One Wall for One People

January 2014

On Friday afternoon May 14, 1948, David Ben Gurion made history declaring “the establishment of a Jewish state in eretz Yisrael, to be known as the State of Israel.” But Ben Gurion did not endeavor to define “Jewish State.” He understood that, at the time, Jews of Palestine needed to unite and focus on the impending challenges of war and the longer-term needs of state-building.

Ever the politician, in the months preceding the declaration, Ben Gurion began courting religious Jewish leaders of the Yishuv (the pre-independence Jewish settlement in Palestine) to join the coalition, and then the first government, for the sake of Jewish unity. In exchange, he offered a set of guarantees relating to traditional Judaism’s place in the new society.  The definition of the “Jewish State” was de facto tabled until discussions two years later on the law of return. Again, Ben Gurion deflected the debate for the sake of unity in the face of growing violence from Israel’s Arab neighbors. Ben Gurion’s verbiage of the law was accepted without debate; all agreed that any attempt to force a detailed definition would create serious dissent, even a government crisis. 

The continuing lack of definition and the power realities of Israeli politics have enabled contentious situations in the Knesset and Israeli Supreme Court and among many Israelis for years. And many of the situations are front and center in Israel today: military/national service for Israel’s ultra-Orthodox; recognition of non-Orthodox rabbis for religious courts and as marriage officiants; public observance of Shabbat and Jewish holidays and issues of public modesty. 

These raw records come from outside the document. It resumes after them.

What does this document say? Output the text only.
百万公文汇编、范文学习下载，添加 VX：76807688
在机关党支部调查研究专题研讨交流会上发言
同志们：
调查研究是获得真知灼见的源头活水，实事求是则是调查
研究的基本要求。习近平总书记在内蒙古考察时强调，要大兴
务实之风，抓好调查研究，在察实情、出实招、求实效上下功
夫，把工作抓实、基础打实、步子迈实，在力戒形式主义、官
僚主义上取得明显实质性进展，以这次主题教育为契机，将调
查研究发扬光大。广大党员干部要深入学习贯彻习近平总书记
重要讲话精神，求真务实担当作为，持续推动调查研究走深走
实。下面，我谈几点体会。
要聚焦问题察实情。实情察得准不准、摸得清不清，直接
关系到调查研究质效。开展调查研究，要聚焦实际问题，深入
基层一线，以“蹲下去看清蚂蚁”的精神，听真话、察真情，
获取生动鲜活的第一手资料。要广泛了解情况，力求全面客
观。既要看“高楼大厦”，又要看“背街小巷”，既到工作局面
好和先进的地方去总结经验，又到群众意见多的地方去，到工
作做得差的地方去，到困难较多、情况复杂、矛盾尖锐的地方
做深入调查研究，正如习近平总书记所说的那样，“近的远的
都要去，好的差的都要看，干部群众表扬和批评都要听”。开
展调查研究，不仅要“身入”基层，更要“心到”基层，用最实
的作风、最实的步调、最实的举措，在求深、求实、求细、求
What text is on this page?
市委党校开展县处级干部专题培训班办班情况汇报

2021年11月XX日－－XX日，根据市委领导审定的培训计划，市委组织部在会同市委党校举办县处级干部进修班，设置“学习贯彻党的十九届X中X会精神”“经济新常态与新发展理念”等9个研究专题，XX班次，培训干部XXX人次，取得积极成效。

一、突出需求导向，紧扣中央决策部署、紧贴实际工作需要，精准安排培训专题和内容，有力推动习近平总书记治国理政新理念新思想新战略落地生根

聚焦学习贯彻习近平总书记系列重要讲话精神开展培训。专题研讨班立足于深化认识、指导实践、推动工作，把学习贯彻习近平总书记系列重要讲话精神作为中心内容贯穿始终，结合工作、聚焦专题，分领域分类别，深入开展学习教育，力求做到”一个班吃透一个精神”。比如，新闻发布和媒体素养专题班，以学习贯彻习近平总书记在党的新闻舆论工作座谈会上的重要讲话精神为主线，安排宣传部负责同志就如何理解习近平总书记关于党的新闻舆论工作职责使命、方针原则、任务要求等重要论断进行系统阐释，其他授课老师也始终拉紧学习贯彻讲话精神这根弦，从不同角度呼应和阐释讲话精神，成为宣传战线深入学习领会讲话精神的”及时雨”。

But the issue of accessibility of the Western Wall to liberal, pluralistic expressions of Judaism has intensified over the past year or so. The Kotel has been the site of more and more aggressive confrontations, violence, irregular application of laws by police and arrests of demonstrators and aggressors from both sides of the issue. Secular Israelis, many of whom do not visit the Kotel for any number of reasons, came to see in the conflict the broader issues of religion in Israel society. For world Jewry, the vast majority of whom are non-Orthodox, the confrontations threatened the legitimacy of their expressions of Judaism and risked disconnecting Jews from Israel, in general, and the symbolism of the Western Wall, in particular.

Fully understanding the complexities of the situation, Prime Minister Netanyanu turned to Jewish Agency for Israel Chairman and Soviet Jewish refusenik-hero Natan Sharansky to lead a process to propose a workable solution at the Western Wall.  “No one wants the Kotel to turn into a place of civil war,” Sharansky said during an interview, later explaining, with his characteristic sense of irony, that “the Jewish people have a special talent for turning everything into a civil war.”

The Jewish Agency for Israel is the largest beneficiary of our Federation’s annual campaign. In his role as Jewish Agency chairman, Sharansky sought to shift the organization’s focus from bringing Jews to Israel to strengthening Jewish “peoplehood,” a call for Jewish unity based on common values and history. He championed Birthright Israel and the Masa Program. Bridging gaps between ultra-Orthodox Jews, liberal Jews, Jews from Israel and the Diaspora, and the Israeli government over controversial issues such as women’s prayer at the Western Wall falls squarely under this definition.

Earlier this year, Sharansky proposed a plan providing for a third prayer area at the Kotel, one designated for pluralistic, egalitarian prayer. The Western Wall proposal to create an egalitarian prayer space equal in size and stature to the current gender-segregated spaces controlled by the ultra-Orthodox has won surprising support from all parties involved: Reform and Conservative leaders in the United States, women activists demanding equal prayer at the Wall and the Orthodox Kotel rabbi in charge of worship at the site.

More than any other organization for the past 25 years, Women of the Wall has been at the forefront of seeking the rights of women to pray at the Kotel in a Jewish egalitarian manner. Anat Hoffman, chairwoman of Women of the Wall and executive director of the Israel Religious Action Center, the legal and advocacy arm of the Reform Movement in Israel, will speak in the Lehigh Valley on Tuesday Jan. 28 at the Zoellner Arts Center. Her appearance is sponsored by the Philip and Muriel Berman Center for Jewish Studies at Lehigh University. The program is free and open to the public. And I urge your attendance. Without a doubt, Hoffman is one of the most influential Jews in the world.

Natan Sharansky continues to work on the implementation of the plan to provide a third prayer area at the Kotel. Commenting on his continuing involvement in the process, Sharansky noted “Nothing in the history of the Jewish people ever happened fast or without difficulties.” He added that “one Western Wall for one Jewish people with equal access to all” is well worth the effort.